Grendel

GARDNER John

Article publié le lundi 21 février 2011 par Philémont

Quatrième de couverture

« Le Grendel de John Gardner est à la saga de Beowulf ce que l’Ulysse de James Joyce est à L’Odyssée d’Homère. Dans les deux cas, il s’agit d’une complète trahison. Cette violence faite au texte original n’est rendue possible que par une claire compréhension de l’œuvre, et se justifie par un impératif supérieur, celui de la création littéraire. Chez John Gardner, l’acte de réécriture se double d’une dette jamais acquittée à l’égard de son frère dont il est le meurtrier. » Xavier Mauméjean, extrait de la postface

Grendel, qui narre l’épopée de Beowulf du point de vue du monstre, s’est imposé en moins de quarante ans comme un des grands classiques de la fantasy anglo-saxonne. Court, brutal, d’un humour ravageur, ce conte philosophique frappe le lecteur avec la force d’une comète, dans l’éblouissement.

En 1945, alors âgé de douze ans, John Gardner écrase son frère avec un engin agricole, un accident qui le hantera toute sa vie. Brillant universitaire spécialiste de la littérature médiévale, critique acerbe, professeur d’écriture, traducteur, il se tue en mort en 1982, laissant derrière lui une oeuvre bouleversante, inclassable.

L’avis de Philémont

Beowulf est un poème épique considéré comme l’un des plus vieux témoignages de la littérature anglo-saxonne. L’époque de sa composition reste toutefois imprécise puisque datée entre le VIIème siècle et la fin du premier millénaire selon les sources. Écrit à destination d’un public de lettrés chrétiens, il s’inspire toutefois de la tradition orale anglo-saxonne et met en scène un puissant guerrier goth, qui donne son nom au poème, lequel est doté de bon nombre de vertus chrétiennes (fidélité, courage, sens de l’honneur, etc.). Le poème s’articule autour de trois combats de Beowulf, le premier d’entre eux étant celui qu’il mène contre Grendel, un monstre qui, chaque nuit depuis douze ans, dévore un guerrier du roi du Danemark, Hrothgar. Quand Beowulf fait étape dans sa cour il se porte volontaire pour tuer le monstre et n’y parvient qu’indirectement puisque Grendel ne meurt de sa blessure qu’après avoir fui dans le marécage qu’il occupe.
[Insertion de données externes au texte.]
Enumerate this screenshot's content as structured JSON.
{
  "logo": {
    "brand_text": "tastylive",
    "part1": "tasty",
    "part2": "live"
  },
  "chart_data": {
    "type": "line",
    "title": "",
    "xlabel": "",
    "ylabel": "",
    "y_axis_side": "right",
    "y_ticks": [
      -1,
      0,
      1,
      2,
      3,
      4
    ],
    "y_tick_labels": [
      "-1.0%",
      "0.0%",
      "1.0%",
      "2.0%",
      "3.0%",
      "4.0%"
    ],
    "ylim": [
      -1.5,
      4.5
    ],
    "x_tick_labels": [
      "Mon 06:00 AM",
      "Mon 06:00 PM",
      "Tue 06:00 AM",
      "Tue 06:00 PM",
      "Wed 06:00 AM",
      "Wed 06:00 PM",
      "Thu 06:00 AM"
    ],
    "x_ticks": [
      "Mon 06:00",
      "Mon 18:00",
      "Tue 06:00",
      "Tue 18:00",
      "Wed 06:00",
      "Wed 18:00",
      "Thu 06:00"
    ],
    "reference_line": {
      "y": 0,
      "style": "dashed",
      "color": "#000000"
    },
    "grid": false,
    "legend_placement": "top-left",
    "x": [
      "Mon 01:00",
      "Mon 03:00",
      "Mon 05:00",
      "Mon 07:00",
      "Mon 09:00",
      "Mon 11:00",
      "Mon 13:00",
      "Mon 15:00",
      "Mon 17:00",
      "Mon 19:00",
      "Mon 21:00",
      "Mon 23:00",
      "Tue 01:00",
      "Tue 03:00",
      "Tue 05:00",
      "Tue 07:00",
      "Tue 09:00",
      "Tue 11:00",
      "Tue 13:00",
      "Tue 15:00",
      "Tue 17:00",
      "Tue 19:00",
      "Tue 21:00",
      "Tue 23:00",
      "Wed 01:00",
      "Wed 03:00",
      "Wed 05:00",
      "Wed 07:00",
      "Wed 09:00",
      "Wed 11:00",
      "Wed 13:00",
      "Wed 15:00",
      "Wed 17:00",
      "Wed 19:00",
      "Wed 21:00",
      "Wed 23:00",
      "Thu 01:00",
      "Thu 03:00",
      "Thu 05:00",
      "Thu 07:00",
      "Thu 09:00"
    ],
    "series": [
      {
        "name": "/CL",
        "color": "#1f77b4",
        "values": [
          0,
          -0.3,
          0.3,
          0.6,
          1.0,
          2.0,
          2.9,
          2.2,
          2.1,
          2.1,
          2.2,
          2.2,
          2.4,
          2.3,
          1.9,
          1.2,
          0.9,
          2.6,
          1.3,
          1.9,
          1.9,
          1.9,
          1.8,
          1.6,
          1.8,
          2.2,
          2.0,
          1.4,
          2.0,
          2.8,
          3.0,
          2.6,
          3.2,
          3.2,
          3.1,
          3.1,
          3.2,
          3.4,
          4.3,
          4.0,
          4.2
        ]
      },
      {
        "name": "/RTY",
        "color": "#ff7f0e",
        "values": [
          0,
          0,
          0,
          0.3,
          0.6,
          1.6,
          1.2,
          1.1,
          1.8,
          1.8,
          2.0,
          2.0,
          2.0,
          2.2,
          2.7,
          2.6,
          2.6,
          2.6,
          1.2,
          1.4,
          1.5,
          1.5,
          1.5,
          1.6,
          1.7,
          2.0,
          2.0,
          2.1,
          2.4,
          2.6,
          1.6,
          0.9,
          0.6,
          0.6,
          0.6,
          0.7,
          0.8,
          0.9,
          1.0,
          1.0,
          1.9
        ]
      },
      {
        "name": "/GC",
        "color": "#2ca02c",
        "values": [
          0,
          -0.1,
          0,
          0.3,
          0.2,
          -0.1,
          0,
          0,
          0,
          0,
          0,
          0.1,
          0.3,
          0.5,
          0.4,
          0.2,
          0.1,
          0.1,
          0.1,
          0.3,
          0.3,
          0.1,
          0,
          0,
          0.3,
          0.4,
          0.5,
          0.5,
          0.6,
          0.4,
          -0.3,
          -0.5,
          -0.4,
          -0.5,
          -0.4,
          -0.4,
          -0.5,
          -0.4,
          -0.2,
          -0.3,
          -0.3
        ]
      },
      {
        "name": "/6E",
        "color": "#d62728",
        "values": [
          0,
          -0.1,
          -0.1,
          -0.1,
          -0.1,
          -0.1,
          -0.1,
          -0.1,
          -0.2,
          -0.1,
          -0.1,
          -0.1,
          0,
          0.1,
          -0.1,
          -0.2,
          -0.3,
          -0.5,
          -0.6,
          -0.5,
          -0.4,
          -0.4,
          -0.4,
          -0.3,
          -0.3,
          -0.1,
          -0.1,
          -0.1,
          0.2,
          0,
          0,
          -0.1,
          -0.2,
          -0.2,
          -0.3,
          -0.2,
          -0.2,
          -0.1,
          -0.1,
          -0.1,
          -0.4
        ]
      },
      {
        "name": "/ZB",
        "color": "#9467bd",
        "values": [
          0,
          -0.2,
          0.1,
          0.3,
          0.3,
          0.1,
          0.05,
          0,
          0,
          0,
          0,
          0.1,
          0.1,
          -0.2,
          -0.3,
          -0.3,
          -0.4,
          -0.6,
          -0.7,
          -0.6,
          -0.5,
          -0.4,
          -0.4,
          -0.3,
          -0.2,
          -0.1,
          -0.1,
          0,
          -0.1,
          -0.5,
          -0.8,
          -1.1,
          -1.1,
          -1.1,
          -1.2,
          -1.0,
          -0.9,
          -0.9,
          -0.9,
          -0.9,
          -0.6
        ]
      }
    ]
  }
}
Spécialiste de la littérature médiévale, John GARDNER réécrit cette première partie de Beowulf en adoptant le point de vue du monstre et en jouant avec la multitude de références et symboles bibliques qui émaillent le texte original. Ce faisant, il fait porter à Grendel un regard sans concession sur les hommes et leur condition, lesquels n’étant finalement guère plus que des brutes avinées et vaniteuses. Pourtant Grendel aurait bien voulu vivre parmi les hommes, tout du moins à leurs côtés ; mais ceux-ci ne le voient pas, ne comprennent pas leurs différences, et ne veulent que détruire ce qui ne leur ressemble pas, ce qui conduit à la sanction que l’on connaît désormais.

Une telle réécriture nécessite bien entendu une connaissance pointue de l’oeuvre originale. C’est pourquoi le roman de GARDNER est particulièrement érudit et demande au lecteur un minimum de connaissances sur le poème s’il veut en appréhender toute la portée. Néanmoins, la prose de l’auteur est facile d’accès, notamment grâce à un ton plein d’humour noir et sardonique. A ce titre, la scène où Grendel prend la place d’une statue divine pour éprouver la foi du prêtre est véritablement excellente. Et puis il y a également une part autobiographique dans le roman de John GARDNER, laquelle est très bien analysée par Xavier MAUMEJEAN dans la postface qui clôt cette excellente réédition.